Зачем я, собственно, торчу здесь? — спрашивал я себя, я ведь никому не давал обета. Это чувство посещало меня, когда я долго никого не видел, ни с кем не разговаривал, когда мое одиночество становилось невыносимым; когда я до такой степени стыдился своей заброшенности, что не ходил, а крался по улицам: я стеснялся своего отчаяния и боялся, что оно написано у меня на лице. Ах, если бы я жил в квартале, где больше веселья и развлечений, думал я, а не в этом квартале кускус, все гуще заселяемом арабами и чернокожими и все сильнее отягощаемом их проблемами.

Это квартира моей тети, квартира, которую она мне оставила, по этой причине я и живу в Париже.

Я знал много квартир своей парижской тетушки, кстати, у моей мамы тоже была парижская тетя, которую она время от времени навещала, давно, когда мы были еще маленькими, — а мама — молодой женщиной. Тогда считалось шиком быстренько смотаться в Париж, и когда мама возвращалась из таких поездок, она выглядела в моих глазах элегантной иностранкой, молодой дамой из Парижа.

Я знал многие квартиры, в которых жила моя тетя, эта была самой захудалой. Она давно уже владела этой квартирой, но сдавала ее внаем, а сама жила в более удобной квартире вблизи Домесниля, в quartier residentiel, то есть в жилом квартале, как она, слегка преувеличивая, утверждала. Незадолго до своей смерти она продала лучшую квартиру одному музыканту и композитору, а сама переехала в это крохотное жилище, чтобы на вырученные деньги и на пенсию скоротать здесь остаток жизни, ей было уже за семьдесят, Монмартр, входящий в 18-й и 9-й округа, был, кстати, с давних пор ее кварталом, поэтому она, собственно, вернулась к себе домой.

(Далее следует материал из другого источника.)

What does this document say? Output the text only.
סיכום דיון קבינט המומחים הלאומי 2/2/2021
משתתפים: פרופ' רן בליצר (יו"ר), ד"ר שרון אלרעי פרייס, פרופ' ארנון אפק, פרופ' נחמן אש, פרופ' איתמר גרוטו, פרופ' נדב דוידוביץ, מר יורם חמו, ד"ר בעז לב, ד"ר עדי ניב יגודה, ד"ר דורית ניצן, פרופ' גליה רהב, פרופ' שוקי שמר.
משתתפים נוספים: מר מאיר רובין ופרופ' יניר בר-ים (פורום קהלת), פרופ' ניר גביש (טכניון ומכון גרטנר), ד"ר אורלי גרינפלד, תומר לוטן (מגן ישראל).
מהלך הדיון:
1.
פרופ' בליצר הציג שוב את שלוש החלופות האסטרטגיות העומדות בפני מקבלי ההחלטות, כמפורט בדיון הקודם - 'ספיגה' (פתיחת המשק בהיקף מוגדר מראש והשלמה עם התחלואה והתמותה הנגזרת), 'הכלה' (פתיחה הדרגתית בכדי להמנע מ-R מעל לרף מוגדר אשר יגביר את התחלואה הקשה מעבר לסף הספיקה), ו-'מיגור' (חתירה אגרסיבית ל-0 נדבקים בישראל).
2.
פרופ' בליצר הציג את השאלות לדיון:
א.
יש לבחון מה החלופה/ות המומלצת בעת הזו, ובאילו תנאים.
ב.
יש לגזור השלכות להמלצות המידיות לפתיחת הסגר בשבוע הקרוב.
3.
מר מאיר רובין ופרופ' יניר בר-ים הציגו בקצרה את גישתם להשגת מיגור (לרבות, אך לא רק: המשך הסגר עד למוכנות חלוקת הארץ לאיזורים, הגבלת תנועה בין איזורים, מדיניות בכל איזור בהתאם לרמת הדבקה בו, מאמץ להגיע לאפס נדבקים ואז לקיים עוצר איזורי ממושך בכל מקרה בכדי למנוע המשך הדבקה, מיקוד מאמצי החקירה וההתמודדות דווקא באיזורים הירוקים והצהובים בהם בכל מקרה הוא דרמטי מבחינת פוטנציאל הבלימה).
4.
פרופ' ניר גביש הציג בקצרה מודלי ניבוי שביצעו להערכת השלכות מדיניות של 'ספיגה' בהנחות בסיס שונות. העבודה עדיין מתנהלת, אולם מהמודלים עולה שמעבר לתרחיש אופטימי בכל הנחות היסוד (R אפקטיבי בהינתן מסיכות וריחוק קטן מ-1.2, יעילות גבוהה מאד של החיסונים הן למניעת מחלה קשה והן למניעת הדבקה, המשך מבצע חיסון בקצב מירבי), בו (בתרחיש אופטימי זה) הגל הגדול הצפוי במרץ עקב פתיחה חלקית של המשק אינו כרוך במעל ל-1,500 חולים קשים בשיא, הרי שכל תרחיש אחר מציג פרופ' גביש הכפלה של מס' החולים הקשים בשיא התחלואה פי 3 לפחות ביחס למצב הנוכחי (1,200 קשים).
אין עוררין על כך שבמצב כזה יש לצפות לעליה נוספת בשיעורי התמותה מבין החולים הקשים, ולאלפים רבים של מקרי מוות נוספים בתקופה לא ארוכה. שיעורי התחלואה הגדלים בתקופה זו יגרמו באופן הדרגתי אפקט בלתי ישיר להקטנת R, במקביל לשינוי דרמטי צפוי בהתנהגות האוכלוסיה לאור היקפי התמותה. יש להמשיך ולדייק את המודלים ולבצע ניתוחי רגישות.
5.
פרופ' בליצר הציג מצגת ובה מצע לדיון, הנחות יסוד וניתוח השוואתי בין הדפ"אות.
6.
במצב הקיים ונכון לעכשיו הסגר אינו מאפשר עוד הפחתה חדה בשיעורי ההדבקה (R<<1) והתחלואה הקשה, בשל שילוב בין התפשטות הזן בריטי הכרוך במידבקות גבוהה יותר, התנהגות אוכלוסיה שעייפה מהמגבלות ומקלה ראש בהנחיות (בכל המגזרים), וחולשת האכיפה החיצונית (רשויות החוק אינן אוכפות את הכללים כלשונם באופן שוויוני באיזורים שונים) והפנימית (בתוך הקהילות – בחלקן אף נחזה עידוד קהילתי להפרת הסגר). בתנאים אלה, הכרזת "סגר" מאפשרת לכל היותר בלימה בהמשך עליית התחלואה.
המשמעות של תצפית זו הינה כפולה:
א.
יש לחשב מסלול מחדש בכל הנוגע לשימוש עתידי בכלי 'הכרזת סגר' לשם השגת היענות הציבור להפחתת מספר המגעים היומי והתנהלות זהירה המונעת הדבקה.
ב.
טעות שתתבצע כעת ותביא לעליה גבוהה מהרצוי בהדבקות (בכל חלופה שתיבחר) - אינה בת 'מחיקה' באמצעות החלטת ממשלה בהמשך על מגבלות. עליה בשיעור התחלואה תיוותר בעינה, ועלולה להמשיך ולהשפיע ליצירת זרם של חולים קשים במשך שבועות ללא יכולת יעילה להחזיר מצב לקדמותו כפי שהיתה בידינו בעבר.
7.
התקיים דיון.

Когда я летним днем 1973 года отправился в поисках квартиры моей тети на улицу Симара, я сгорал от любопытства, но вскоре был разочарован. Хотя эта улица похожа на тысячи парижских улиц, мне она показалась чуть мрачнее других, камни здесь выглядели чуть темнее, чем обычно, — или грязнее? — и не имели ничего общего с белой и желто-серой окраской фасадов, производивших своими кубистическими тонами впечатление изысканности; похожие на осыпающиеся листы мелованной бумаги, фасады так неповторимо впитывали в себя и отражали свет этого залитого сиянием города, что было просто невозможно назвать это иначе, как чем-то одухотворенным или спиритическим. Здесь же серый цвет казался коричневатым или грязно-серым, короче, мне казалось, что я вхожу прямиком в какой-то туннель. Заведения и лавочки следовали здесь одни за другими, но лавочки были без навесов, торговля велосипедами, обойная лавка, бакалея, поставка инструментов, бюро по найму, наладка игровых автоматов, реставрация старой мебели, пошив и починка шуб, магазин здоровой пищи, торговля недвижимостью — все эти заведения были загнаны внутрь, словно их владельцы обитали в пещерах, а не имели в своем распоряжении часть тротуара, как везде в Париже, с тем же успехом они могли разместись свои заведения и в катакомбах. Даже неба здесь не было видно, казалось, оно находилось где-то в другом месте.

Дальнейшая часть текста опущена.